Ces faits d'insubordination répétés et d'abandon de poste sont constitutifs d'une faute disciplinaire. Les attestations produites aux débats illustrent clairement les difficultés s'agissement du bon avancement des chantiers engendrées par l'attitude du salarié.
Ces faits constituent une violation des obligations s'attachant à l'emploi du salarié d'une importance telle qu'ils rendaient impossible le maintien du salarié dans l'entreprise pendant la durée du préavis, de tels faits étant de nature à désorganiser gravement les chantiers au sein desquels il aurait pu être affecté.
La décision sur ce point, ainsi que sur les demandes subséquentes du conseil de prud'hommes sera donc infirmée, et M. [U] [R] sera débouté de l'intégralité de ses demandes au titre du licenciement.
- Sur les dépens et l'article 700 du code de procédure civile
Le jugement du conseil de Prud'hommes d'Annecy du 3 janvier 2022 sera confirmé en ce qu'il a condamné la SAS Charvin Entreprises à verser à M. [U] [R] la somme de 1000 euros au titre de l'article 700 du code de procédure civile ainsi qu'aux dépens de première instance.
Par ailleurs, il est jugé en équité n'y avoir lieu à condamnation au titre de l'article 700 du code de procédure civile en cause d'appel.
Les dépens de l'instance d'appel seront partagés par moitié entre les parties.
PAR CES MOTIFS
La cour, statuant contradictoirement, après en avoir délibéré conformément à la loi,
DECLARE recevables les appel et appel incident de M. [U] [R] et de la SAS Charvin Entreprises,
CONFIRME le jugement du conseil de Prud'hommes d'Annecy du 3 janvier 2022 en ce qu'il a condamné la SAS Charvin Entreprises à verser à M. [U] [R] la somme de 1000 euros au titre de l'article 700 du code de procédure civile, ainsi qu'aux dépens de première instance,
INFIRME pour le surplus le jugement du conseil de Prud'hommes d'Annecy du 3 janvier 2022,
Statuant à nouveau,
ANNULE l'avertissement adressé au salarié le 12 février 2019,
CONDAMNE la SAS Charvin Entreprises à verser à M. [U] [R] la somme de 500 euros net à titre de dommages et intérêts au titre de l'avertissement injustifié,
DIT que le licenciement de M. [U] [R] repose sur une faute grave,
DÉBOUTE M. [U] [R] de l'intégralité de ses demandes afférentes à la contestation de son licenciement,
Y ajoutant,
DÉBOUTE les parties de leurs demandes respectives au titre de l'article 700 du code de procédure civile,
CONDAMNE chacune des parties à assumer la charge de la moitié des dépens de l'instance.

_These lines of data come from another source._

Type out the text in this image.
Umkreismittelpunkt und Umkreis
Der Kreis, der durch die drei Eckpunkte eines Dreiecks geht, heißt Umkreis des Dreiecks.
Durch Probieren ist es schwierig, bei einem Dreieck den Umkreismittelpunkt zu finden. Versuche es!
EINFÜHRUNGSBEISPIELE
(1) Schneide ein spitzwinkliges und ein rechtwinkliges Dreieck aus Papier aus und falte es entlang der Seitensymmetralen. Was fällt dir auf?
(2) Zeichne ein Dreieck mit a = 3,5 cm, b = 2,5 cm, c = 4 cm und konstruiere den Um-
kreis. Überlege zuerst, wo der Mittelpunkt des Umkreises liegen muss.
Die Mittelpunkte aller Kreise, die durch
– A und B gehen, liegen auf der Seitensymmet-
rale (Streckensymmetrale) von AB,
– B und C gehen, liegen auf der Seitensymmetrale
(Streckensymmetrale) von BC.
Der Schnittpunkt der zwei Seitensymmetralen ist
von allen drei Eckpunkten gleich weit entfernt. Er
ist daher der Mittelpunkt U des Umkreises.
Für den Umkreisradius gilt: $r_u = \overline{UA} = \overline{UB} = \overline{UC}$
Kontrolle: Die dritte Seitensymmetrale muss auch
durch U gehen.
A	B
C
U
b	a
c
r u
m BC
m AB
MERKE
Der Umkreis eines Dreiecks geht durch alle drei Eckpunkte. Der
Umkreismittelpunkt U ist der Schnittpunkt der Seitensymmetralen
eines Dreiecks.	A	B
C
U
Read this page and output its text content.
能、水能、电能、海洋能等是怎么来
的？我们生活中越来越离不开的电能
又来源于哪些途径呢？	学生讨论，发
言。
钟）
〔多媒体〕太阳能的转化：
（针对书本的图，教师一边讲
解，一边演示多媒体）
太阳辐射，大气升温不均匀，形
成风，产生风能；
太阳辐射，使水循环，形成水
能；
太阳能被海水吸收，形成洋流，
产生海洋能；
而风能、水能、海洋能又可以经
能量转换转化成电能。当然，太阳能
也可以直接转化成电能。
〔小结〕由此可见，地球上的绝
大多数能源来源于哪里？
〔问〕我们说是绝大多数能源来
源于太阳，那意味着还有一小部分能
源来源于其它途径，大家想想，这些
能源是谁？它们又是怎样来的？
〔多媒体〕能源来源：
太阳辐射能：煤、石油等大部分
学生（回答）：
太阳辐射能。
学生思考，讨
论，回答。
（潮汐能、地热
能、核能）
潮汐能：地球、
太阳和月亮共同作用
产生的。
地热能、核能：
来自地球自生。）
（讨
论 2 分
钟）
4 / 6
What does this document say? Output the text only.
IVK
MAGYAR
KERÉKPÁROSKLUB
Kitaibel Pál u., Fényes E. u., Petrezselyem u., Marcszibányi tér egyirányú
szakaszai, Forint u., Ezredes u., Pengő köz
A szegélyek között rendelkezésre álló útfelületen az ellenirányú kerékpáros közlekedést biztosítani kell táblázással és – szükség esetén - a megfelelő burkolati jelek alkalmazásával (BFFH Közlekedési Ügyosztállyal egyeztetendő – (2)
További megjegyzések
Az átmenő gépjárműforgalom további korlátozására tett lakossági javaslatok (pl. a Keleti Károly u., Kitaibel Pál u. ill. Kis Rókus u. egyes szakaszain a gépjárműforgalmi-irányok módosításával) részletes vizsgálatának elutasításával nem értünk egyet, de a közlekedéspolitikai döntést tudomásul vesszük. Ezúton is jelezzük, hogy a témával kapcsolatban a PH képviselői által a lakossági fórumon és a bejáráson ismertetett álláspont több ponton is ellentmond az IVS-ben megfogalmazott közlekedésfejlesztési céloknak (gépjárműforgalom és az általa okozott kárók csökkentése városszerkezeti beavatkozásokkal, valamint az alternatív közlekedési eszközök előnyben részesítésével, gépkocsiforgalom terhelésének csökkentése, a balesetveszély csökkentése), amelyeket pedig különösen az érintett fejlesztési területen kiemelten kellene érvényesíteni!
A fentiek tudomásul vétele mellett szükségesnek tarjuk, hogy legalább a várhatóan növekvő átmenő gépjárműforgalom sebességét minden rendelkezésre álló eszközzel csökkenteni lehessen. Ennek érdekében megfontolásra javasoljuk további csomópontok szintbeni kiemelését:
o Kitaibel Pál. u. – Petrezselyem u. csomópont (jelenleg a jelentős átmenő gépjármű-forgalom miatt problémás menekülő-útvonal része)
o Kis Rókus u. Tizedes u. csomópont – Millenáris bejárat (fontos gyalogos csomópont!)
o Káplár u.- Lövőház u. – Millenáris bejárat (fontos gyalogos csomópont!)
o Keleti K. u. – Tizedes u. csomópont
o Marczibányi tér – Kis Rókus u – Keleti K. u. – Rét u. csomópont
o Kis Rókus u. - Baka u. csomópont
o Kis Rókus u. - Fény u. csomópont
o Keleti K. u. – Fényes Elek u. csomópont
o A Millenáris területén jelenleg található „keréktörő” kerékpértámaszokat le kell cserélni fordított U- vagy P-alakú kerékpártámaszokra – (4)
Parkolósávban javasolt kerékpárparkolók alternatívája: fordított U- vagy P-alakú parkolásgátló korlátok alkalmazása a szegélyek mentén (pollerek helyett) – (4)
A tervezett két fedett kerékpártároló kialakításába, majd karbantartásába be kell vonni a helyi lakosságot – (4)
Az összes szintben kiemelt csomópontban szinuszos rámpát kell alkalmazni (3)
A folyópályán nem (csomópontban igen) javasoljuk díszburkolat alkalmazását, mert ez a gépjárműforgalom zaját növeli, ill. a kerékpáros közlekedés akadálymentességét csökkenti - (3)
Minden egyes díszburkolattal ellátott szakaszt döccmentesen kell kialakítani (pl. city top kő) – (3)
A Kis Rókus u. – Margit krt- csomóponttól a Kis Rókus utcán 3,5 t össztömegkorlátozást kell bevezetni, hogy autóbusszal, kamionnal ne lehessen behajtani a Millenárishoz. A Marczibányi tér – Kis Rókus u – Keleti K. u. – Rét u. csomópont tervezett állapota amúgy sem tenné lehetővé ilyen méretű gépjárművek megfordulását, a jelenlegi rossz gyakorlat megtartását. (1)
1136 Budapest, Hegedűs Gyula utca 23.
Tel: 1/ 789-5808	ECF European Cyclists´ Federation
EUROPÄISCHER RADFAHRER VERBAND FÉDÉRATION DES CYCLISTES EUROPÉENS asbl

Ainsi prononcé publiquement le 07 Septembre 2023 par mise à disposition de l'arrêt au greffe de la Cour, les parties présentes en ayant été préalablement avisées dans les conditions prévues au deuxième alinéa de l'article 450 du code de procédure civile, et signé par Monsieur Cyril GUYAT, Conseiller faisant fonction de Président, et Madame Delphine AVERLANT, faisant fonction de Greffier pour le prononcé auquel la minute de la décision a été remise par le magistrat signataire.